The art of sampling has defined hip hop, and producers have expertly turned brief vignettes of songs into new masterpieces with the cut and thrust of a swordsman. Once one track brings a new sample to light, often, trends start, and soon enough, these short snippets are immersed in hip-hop culture.
It’s a method that has helped breathe new life into songs from yesteryear, even if and, in turn, those songs enjoy an Indian summer after being refigured by another artist.
English engineer Harry Chamberlin developed the first sampler back in the 1940s, and the significance of the invention has grown with each decade. Chamberlain’s secret was it contained a keyboard that could trigger a series of tape decks with the capacity to hold eight seconds of recorded sound, sowing the seed for the future of music.
Further development came in 1969 when English engineer Peter Zinovieff masterminded the first digital sampler, the EMS Musys, and, nowadays, anybody can sample with the technology at hand.
Some of the most recognisable sounds associated with the genre initially had a very different start to life, and here we are looking at the origin stories behind five of the most distinguished samples.
5 of the most popular samples in hip hop:
The Winstons – Amen Brother
‘Amen Brother’ by The Winstons is the most sampled track of all time. However, it’s only a six-second drum break from the original, which has become part of the hip hop vernacular and repurposed a staggering 5,377 different songs.
Everyone from NWA to Salt N Pepa have used it and has even been incorporated by British indie band Oasis which shows how it transcended the genre into the wider cultural sphere.
Beside / Fab 5 Freddy – ‘Change The Beat’
The second most song in sampling history is Beside / Fab 5 Freddy with ‘Change The Beat’. It was initially recorded for the Celluloid label in 1982, and since then, the track has enjoyed thousands of lives thanks to sampling.
In total, the track has been sampled over 2,500 times, and the part of the song you’ll be familiar with is from the end of the Side B version, where the phrase “Ahhhhh, this stuff is really fresh” is spoken.
James Brown – ‘Funky Drummer’
James Brown is a funk legend, and altogether, he is the most sampled artist of all time. No song of his has been used more frequently than ‘Funky Drummer’ with names including Kanye West and Dre among the 1,500 artists that have used it in their work.
Clyde Stubblefield’s drumbeat has been isolated by producers who realised it provides the perfect beat to spit over. Additionally, artists in the pop sphere have also adopted the section, such as Ed Sheeran and Britney Spears.

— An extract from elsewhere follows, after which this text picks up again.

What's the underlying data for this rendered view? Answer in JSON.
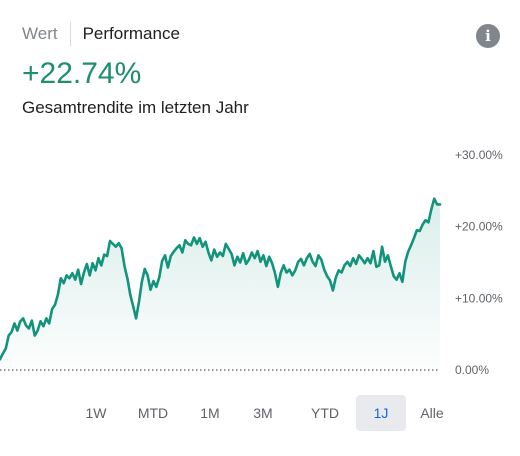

Public Enemy – ‘Bring The Noise’
Public Enemy knows what makes for a spectacular sample. After all, their track, ‘Bring The Noise’, includes an eye-watering nine, including two efforts from James Brown.
In a fitting turn of events, their sample-heavy song has become one of the most repurposed tracks in hip hop. Famous rappers who have used ‘Bring The Noise’ include Ludacris and Eminem. Most notably, Kanye West included a sample on ‘Everything I Am’ on Graduation.
Lyn Collins – ‘Think About It’
Lyn Collins’ track ‘Think About It’ is the fifth most used sample in history and was released through James Brown’s People Records in 1972. Brown also added his special touch to the song by producing and writing the funk number.
Kanye West has used the sample on multiple occasions, and other ‘Think About It’ offenders include Run The Jewels, J Dilla, Nicki Minaj, and Janet Jackson. This song is almost certainly a prominent fixture in your record collection, and you didn’t even realise it.